= Eighth Street Mennonite Church =

Church in Indiana

Eighth Street Mennonite Church is a Mennonite Church located in Goshen, Indiana. It is a member of the Central District Conference of Mennonite Church USA.

==History==
Eighth Street was organized by former members of Silver Street Mennonite Church in 1913 and held services in a building on Fifth Street, an avenue which gave the congregation its name until the 1920 construction of a larger building on Eighth Street.

In the 1920s, the Eighth Street congregation expanded as much of the College Mennonite Church joined it in the wake of conflicts within CMC and Goshen College.

In 1956–57, the church building was remodeled and enlarged.

Eighth Street Mennonite was a member of the General Conference Mennonite Church until it merged with the "Old" Mennonite Church to form Mennonite Church USA in 2002.

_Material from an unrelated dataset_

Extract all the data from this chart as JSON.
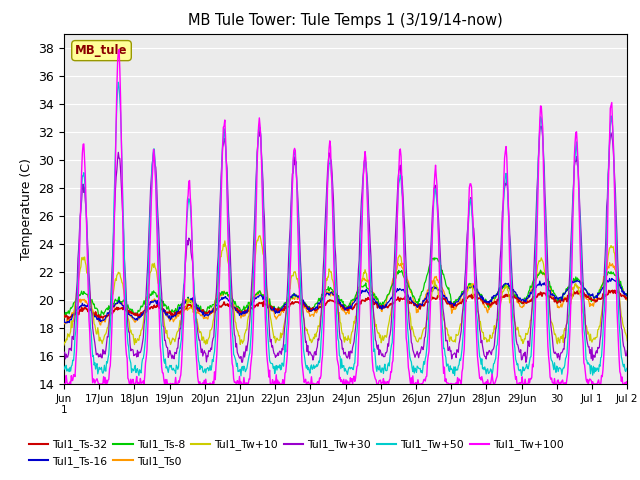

Early leaders at Eighth Street Mennonite include:
- Jonas S. Hartzler
- I. R. Detweiler
- A. E. Kreider

===Innovations===
Eighth Street was one of the Central District Conference congregations involved with the creation of Camp Friedenswald. The congregation was also part of the effort to start Oaklawn mental health facility in Goshen. In 1973, Eighth Street began a preschool program.

==Today==
In 2011, Eighth Street members donated 600 pounds of vegetables to the local food pantry.

Every summer, Eighth Street joins with Assembly Mennonite Church, College Mennonite Church, Iglesia Del Buen Pastor, and Faith Mennonite Church to organize a Vacation Bible School.